Saturday, February 6, 2010

The Orgin of the Las Vegas Sports Book Super Bowl Prop Bet

by Micah Roberts
Las Vegas Review-Journal

The end of a long NFL season is prime time for value shoppers at Las Vegas sports books. Some of the year's best betting opportunities can be found by sifting through the hundreds of Super Bowl propositions offered by the books.

The Indianapolis Colts are favored by 5 points over the New Orleans Saints on Sunday, and soon we'll find out if Colts quarterback Peyton Manning wins his second championship. But another game has already kicked off for many bettors who are just as serious about winning.

The props bets have been on the board for about 10 days, and the key is finding the edge, because the books are more vulnerable than ever at this time of the year.

There is no true comparison to any other sport in the value offered this week.
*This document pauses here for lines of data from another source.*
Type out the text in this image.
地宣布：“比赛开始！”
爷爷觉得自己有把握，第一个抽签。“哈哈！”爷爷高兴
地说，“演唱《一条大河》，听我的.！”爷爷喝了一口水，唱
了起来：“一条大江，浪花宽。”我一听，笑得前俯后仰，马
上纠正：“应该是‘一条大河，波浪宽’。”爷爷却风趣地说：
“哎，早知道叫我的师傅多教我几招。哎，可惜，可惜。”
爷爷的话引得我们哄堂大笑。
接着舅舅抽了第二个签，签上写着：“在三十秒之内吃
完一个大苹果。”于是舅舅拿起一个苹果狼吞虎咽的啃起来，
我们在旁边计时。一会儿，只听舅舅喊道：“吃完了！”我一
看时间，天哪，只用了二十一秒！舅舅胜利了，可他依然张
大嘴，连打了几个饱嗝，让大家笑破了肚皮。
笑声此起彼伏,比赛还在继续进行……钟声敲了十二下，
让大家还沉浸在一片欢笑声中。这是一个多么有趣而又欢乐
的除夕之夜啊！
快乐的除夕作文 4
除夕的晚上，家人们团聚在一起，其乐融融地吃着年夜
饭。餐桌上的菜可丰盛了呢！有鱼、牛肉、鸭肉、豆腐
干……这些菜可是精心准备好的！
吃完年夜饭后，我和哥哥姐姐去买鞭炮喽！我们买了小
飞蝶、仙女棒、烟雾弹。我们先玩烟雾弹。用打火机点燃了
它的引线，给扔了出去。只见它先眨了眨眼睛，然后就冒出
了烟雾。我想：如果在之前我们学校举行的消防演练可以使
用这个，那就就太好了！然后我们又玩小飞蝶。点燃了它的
A normal Saturday college basketball menu is comparable only because there are so many games. With more than 100 games on one day, and only two days to update ratings for more than 200 teams, there are always bound to be five or six faulty lines. But usually it takes one of the sharp betting groups to ferret out the mistakes.

The telling sign that a sports book is aware of its exposure is the betting limits placed on the general public. The most solid lines are offered with the highest limits -- such as the standard NFL line, the most sound line in the world. The areas that are open to more severe liability -- meaning the books don't always win -- are always kept at minimal limits.

The lowest per-game limits offered by most books are totals, such as college football and basketball, which are generally offered at a range of $500 to $1,000. Totals are statistically the lowest hold percentage most books have in their category analysis breakdown.

The Super Bowl will generate thousands of dollars more on each side of a proposition bet than any college total, but the limit for each prop stays in the same range because the books are in a vulnerable situation by extending the betting menu to such extremes.

So why would a bookmaker, whose mandate is to limit risk and liability and protect company funds, offer so many options that could offer the house less than maximum protection?

Basically, it's all about image, respectability and publicity of a property brand name or theme.

The last thing a Las Vegas sports book wants is a reputation for having the poorest selection of Super Bowl props in the city. This is a book's time to shine and show there is no need to go anywhere else -- everything you want is right here.